Java Objects passed as Function Parameters

Question

Is the following statement about Java true of false?

In Java, when an instance of a class, or object, is specified as a parameter to a method, a copy of that object is being made

I know that functions in Java are pass-by-value, which would mean that a copy of the object is being made?

But at the same time, if java objects are references and you pass a reference, this is different to a copy of the actual data isn't it?

And if your passing a reference, when the reference is reassigned the object would be reassigned, making Java pass-by-reference not pass-by-value?

As you can see I am VERY confused about this

Answer 1

In java everything is passed by copy.

Primitives are passed by copy. So changing it inside the function is not reflected outside.

For objects what is passed to the function is a copy of the reference (not a copy of the object). It means that changing a property inside the function the external reference see the modification, but changing the reference itself (for example assign null) is not reflected outside the function.

---

Follow some example to explain better.

Function changing a primitive:

public void notChange(int a) {
    a = 3;
    // Here a is 3
}

int a = 0;

notChange(a);
// Here a is 0

For a function changing inner content of an object

public void changeContent(List<String> list) {
    list.add("x");
    // Here list has one more element
}

List<String> list = new ArrayList<String>();
// Here list has size 0
changeContent(list);
// Here list has size 1

For a function changing the reference of an object

public void changeReference(List<String> list) {
    list = null;
}

List<String> list = new ArrayList<String>();
changeReference(list);
// Here list is not null

Answer 2

In case of objects, a copy of the reference is passed. Please note that this does not mean that a copy of the object itself is passed. Any changes you make to the object will also reflect in the original object. This could lead to some crazy sh*t if you do not copy your objects properly.

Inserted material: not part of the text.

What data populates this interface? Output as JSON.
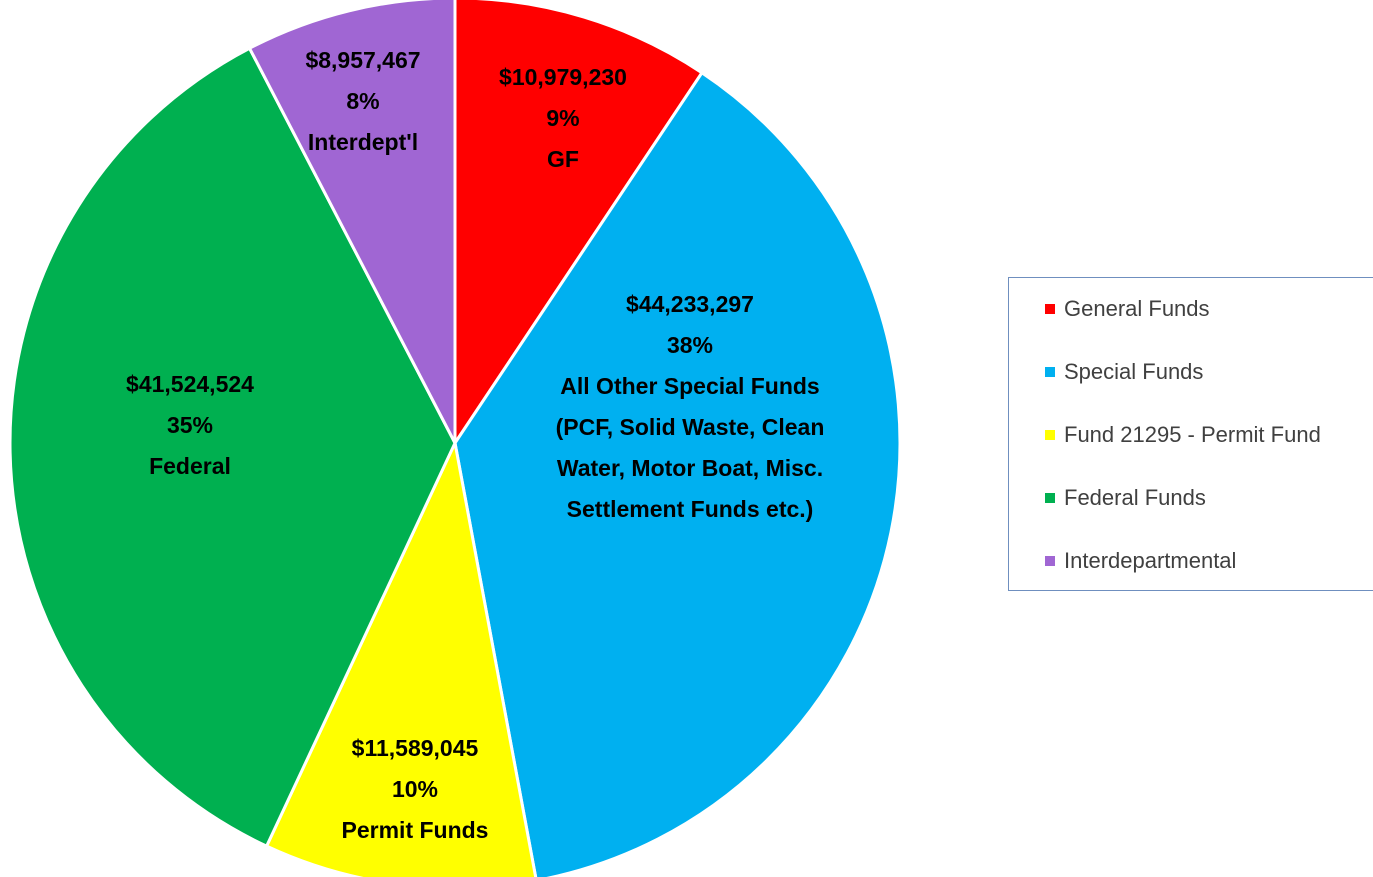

Use a copy constructor or something similar to copy objects.

Also, read about deep and shallow copy.

Answer 3

Here is an example of pass by value and pass by reference in c++. In this example, java behaves like the pass by value version. The value is the pointer to the object.

#include <stdio.h>

class Obj{
  int value;
  public:
    Obj(int v){
        value = v;
    }
    void echo(){
        printf("%d\n", value);
    }
};

void byValue(Obj* obj){
    obj = new Obj(-1);
    obj->echo();
}

void byReference(Obj*& obj){
    obj = new Obj(-1);
    obj->echo();
}

int main(int argc, char** args){
    Obj* o = new Obj(1);
    byValue(o);
    o->echo();
    byReference(o);
    o->echo();
    return 0;
}

(Sorry about the leaks, it is not an example of good practice) The output is:

-1 
1
-1
-1

Answer 4

I will try to answhere you step by step starting from your first question:

In Java, when an instance of a class, or object, is specified as a parameter to a method, a copy of that object is being made

This is false, when you pass an object to a method Java never make a copy of it, as Davide Lorenzo said you are passing the reference to the object, not the object itself so if the method modify some of the attribute of the class you will have the value modified also outside from the method.

So we can answer to the second and third questions:

I know that functions in Java are pass-by-value, which would mean that a copy of the object is being made?

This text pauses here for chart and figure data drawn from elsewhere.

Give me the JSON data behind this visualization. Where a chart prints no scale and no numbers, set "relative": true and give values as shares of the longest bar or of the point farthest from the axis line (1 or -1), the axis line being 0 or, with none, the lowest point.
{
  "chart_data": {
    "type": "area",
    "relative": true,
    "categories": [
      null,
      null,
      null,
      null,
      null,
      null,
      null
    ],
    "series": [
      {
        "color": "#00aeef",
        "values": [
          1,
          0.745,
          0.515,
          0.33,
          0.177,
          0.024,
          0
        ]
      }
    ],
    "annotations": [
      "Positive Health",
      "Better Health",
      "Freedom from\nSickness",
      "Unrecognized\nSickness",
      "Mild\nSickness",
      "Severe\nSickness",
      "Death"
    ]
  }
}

No, Java doesn't make a copy. As Davide Lorenzo said you are passing a copy of the reference not a copy of the object.

But at the same time, if java objects are references and you pass a reference, this is different to a copy of the actual data isn't it?

Yes, passing the reference is really different to passing a copy of the object. I will clarify everything with an example. Let's say we have the object Flower with the attribute color

public class Flower{
    String color = "red";
}
enter code here

We can imagine the method setColor of AnotherObject

public void setColor(Flower flower, String color_string){
    flower.color = color_string;
}

We can have the following situation

public static void main(String args[]){
   Flower myFlower = new Flower();
   AnotherObject otherObject = new AnotherObject();

   otherObject.setColor(myFlower, "yellow");
   System.out.println("The color of the flower is: "+myFlower.color);
}

The output of this code will be:

The color of the flower is yellow

This is why you are passing the reference of the object, not the object itself.

Now you can ask why Java is considered pass-by-value? There is a very interesting discussion on this previous post about this, I would cite the best answer of it:

Java is always pass-by-value. Unfortunately, they decided to call pointers references, thus confusing newbies. Because those references are passed by value.

Last but not least note that only primitive type are not managed trough the references in Java, so passing an int is really different from passing an Integer, I suggest you to take a look on this post about the argument.

Answer 5

In Java, when an instance of a class, or object, is specified as a parameter to a method

This is where you are going wrong. Each parameter has a type. The only types in Java are primitive types and reference types. So the value of a parameter (or any other variable, or value of any expression) in Java can only be a primitive, or a reference. Not an "object".